Está em questão o diagnóstico
de que as importações, favorecidas pela baixa cotação do dólar,
funcionaram como um freio à
atividade doméstica. Um grupo
de economistas acredita que as
compras de fornecedores estrangeiros, pelo contrário, beneficiaram a economia brasileira. Elas
deram esteio, argumentam, ao
crescimento do consumo sem
pressões inflacionárias.
Desde logo suprimam-se os argumentos contábeis da discussão. Por convenção, as importações sempre entram com sinal
negativo no cálculo do PIB. Do
mesmo modo o produto interno,
pela ótica da demanda, será sempre a soma de quatro contas estanques (o consumo das famílias,
o do governo, as despesas com
investimentos e o saldo comercial). Quando a fatia de uma dessas contas se expande, a correspondente às outras três necessariamente diminui.
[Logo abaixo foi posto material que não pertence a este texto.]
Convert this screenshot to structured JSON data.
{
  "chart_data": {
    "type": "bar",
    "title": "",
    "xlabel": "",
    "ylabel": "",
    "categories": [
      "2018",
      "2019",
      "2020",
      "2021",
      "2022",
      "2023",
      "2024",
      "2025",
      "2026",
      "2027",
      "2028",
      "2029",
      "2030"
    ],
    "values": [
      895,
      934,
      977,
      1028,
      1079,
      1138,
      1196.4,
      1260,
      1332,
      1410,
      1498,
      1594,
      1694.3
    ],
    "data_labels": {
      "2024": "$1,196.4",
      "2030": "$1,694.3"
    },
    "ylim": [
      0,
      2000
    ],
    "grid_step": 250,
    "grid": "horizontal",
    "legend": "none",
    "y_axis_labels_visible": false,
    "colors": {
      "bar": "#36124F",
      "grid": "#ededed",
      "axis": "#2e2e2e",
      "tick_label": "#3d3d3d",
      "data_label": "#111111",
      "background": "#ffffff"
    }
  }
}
Por mera lógica contábil, o saldo comercial, por exemplo, vem
diminuindo de tamanho no PIB
brasileiro, enquanto o consumo
das famílias vem aumentando. A
questão relevante, no entanto,
não é saber como estão se dividindo as partes do bolo. É indagar se o próprio bolo (a quantidade bruta de bens e serviços produzidos no Brasil) poderia ter
crescido mais sob outro arranjo
macroeconômico.
Os que questionam a hipótese
do desvio do PIB para o exterior,
portanto, deveriam buscar provas de que as importações suprem a parte da demanda doméstica a que a indústria local
não tem condições de atender.
Precisariam mostrar que os setores fabris que mais sofrem concorrência estrangeira estão com
capacidade produtiva esgotada,
impedidos de ampliar a oferta de
suas mercadorias. Nesse caso, as
importações terão sido benéficas
para o PIB, permitindo expansão
maior do consumo sem inflação.
Há evidências, no entanto, de
que as importações crescem nos
setores em que a indústria instalada no Brasil se retrai. A capacidade ociosa das fábricas locais
nesses segmentos aumenta -poderiam, portanto, ampliar a oferta de seus produtos rapidamente
caso houvesse demanda.
A produção de calçados e artigos de couro, por exemplo, amargou quedas de 3,2% em 2005 e
2,7% em 2006. A importação
desses itens aumentou 11,7% no
ano passado. No setor de vestuário, contra retração na produção
local de 5% em 2005 e 5% em
2006, houve aumento de importações de 24% em 2006.
Os dados do IBGE acerca da
variação do PIB no ano passado,
a serem divulgados no dia 28, vão
subsidiar a polêmica com mais e
melhores estatísticas. Dificilmente, no entanto, vão alterar a
convicção de que o câmbio valorizado favoreceu a troca de fornecedores locais por estrangeiros -e, assim, contribuiu para
uma expansão da economia em
2006 menor do que se a cotação
do dólar estivesse mais alta.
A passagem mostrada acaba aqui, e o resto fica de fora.